Hugo Pratt, Art Spiegelman, Moebius, Mordillo: Sie trafen während Ihrer Karriere alle grossen Zeichner. Welche Begegnung war die eindrücklichste?
Neil Gaiman, dessen «Sandmann»-Geschichten nicht zu meinem Universum gehören, berührte mich mitunter am meisten. Das ist ein unglaublicher Mensch mit einer unglaublichen Ausstrahlung. Auch Mordillo, den man leicht unterschätzen könnte, war sehr toll.
Mordillo, berühmt durch seine rundlichen Figuren, starb vor zwei Jahren.
Was war so toll an ihm?
Er berührte mich mit seiner Professionalität und seinem menschlichen Charme.
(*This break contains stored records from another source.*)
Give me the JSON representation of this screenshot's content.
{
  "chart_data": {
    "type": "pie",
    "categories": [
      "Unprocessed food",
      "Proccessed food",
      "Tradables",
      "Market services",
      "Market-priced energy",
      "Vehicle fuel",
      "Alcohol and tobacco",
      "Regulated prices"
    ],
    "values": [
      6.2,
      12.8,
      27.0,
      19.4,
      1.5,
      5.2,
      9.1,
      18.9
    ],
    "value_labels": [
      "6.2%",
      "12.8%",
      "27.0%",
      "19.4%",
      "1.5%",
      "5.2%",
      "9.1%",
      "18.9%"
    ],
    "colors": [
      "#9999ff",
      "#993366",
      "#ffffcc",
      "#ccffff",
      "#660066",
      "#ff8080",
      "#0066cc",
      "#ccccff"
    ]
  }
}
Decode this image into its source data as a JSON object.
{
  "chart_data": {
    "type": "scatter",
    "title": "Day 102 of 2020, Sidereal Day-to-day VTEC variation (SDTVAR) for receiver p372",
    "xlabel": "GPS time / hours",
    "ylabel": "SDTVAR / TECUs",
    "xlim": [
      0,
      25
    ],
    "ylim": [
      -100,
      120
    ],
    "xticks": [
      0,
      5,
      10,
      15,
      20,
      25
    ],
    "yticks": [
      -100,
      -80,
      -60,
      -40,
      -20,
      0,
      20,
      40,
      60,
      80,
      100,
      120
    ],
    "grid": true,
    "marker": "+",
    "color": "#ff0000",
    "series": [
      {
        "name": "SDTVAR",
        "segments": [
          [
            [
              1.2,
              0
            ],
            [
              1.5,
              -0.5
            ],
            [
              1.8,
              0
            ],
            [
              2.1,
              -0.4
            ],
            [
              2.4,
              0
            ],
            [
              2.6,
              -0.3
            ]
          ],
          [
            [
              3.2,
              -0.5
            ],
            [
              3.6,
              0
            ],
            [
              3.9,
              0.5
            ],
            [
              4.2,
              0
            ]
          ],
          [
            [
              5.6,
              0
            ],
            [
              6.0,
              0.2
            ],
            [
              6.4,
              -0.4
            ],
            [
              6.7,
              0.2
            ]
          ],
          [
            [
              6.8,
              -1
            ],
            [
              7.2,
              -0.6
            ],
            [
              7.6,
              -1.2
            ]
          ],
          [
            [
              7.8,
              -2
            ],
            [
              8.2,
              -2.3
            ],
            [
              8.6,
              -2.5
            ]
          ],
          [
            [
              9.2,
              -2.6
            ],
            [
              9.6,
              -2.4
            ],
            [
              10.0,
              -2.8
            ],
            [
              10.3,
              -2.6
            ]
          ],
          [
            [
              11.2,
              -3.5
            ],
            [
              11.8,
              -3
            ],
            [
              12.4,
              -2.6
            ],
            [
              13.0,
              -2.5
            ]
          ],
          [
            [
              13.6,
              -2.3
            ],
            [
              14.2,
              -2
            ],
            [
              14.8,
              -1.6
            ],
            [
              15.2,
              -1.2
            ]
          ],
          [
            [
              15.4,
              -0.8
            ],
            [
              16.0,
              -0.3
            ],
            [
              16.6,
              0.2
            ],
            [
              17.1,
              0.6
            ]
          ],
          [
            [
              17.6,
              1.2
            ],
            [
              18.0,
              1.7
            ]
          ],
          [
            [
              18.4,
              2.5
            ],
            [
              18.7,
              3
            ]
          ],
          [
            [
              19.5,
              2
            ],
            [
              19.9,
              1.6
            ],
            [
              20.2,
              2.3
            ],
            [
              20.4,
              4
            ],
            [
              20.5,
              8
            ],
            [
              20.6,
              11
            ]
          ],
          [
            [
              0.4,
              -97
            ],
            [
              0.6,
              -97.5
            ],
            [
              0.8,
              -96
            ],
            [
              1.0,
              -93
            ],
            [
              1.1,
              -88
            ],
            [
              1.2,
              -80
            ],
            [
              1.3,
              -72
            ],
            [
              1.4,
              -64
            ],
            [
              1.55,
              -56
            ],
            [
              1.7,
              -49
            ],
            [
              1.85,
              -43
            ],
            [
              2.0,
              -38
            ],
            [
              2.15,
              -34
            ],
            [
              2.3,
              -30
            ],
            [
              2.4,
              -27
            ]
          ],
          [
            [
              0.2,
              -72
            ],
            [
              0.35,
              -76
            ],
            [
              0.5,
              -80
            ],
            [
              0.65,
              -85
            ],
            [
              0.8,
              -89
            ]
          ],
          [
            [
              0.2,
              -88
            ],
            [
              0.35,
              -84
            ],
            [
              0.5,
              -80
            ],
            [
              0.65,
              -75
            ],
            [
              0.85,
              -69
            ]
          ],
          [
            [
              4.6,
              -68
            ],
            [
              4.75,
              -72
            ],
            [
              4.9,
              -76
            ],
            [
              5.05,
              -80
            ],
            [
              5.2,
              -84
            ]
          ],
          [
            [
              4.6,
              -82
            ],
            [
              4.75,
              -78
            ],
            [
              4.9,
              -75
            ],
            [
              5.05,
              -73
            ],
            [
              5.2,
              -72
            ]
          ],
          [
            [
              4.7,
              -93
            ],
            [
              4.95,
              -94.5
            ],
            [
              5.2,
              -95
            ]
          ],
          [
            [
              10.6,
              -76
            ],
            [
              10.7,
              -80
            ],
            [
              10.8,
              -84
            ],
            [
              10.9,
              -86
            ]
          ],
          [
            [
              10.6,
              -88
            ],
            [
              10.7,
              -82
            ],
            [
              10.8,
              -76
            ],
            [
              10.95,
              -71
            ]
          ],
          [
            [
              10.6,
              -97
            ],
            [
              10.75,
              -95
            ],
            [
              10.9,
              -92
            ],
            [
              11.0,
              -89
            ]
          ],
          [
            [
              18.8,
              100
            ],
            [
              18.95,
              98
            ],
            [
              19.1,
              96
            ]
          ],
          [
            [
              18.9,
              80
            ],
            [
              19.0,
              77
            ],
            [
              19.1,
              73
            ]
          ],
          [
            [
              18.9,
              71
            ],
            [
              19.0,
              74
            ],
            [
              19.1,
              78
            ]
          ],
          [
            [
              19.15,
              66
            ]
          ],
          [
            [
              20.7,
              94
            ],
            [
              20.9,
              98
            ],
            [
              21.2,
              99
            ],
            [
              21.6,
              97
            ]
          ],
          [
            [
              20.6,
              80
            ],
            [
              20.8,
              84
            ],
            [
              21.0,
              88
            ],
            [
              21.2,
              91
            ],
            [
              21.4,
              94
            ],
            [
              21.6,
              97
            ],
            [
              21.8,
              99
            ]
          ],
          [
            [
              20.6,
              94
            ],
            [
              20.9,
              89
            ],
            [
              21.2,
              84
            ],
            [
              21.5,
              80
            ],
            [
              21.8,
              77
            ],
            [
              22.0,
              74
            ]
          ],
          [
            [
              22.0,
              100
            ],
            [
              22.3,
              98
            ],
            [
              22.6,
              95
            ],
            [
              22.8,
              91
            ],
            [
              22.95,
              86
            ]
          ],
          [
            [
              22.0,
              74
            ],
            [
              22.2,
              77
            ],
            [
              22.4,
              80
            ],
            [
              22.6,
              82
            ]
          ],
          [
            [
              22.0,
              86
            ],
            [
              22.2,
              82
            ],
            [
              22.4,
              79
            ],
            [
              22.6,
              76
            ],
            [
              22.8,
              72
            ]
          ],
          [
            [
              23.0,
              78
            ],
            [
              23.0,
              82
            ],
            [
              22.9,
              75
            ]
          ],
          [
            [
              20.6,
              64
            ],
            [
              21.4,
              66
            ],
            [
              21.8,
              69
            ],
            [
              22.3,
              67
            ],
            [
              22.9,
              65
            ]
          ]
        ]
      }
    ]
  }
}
Wie Gaiman hatte er keine Starallüren. Es ist überhaupt ein Milieu ohne grosse Starallüren, ein Ort, an dem die Menschen sehr einsam arbeiten. Das verlangt viel Disziplin ab. Früher mussten sie zwei Seiten machen pro Woche. Das kann man sich heute nicht mehr leisten.
Früher hatte jede Zeitung einen Comic, heute kaum mehr eine.
In den USA ist das evident: Durch das Zeitungssterben stirbt auch der klassische Zeitungs-Comic – drei Bilder, ein Gag.
Wie arbeiten die heute? Sie entdeckten und förderten die Schweizer Thomas Ott und Enrico Marini.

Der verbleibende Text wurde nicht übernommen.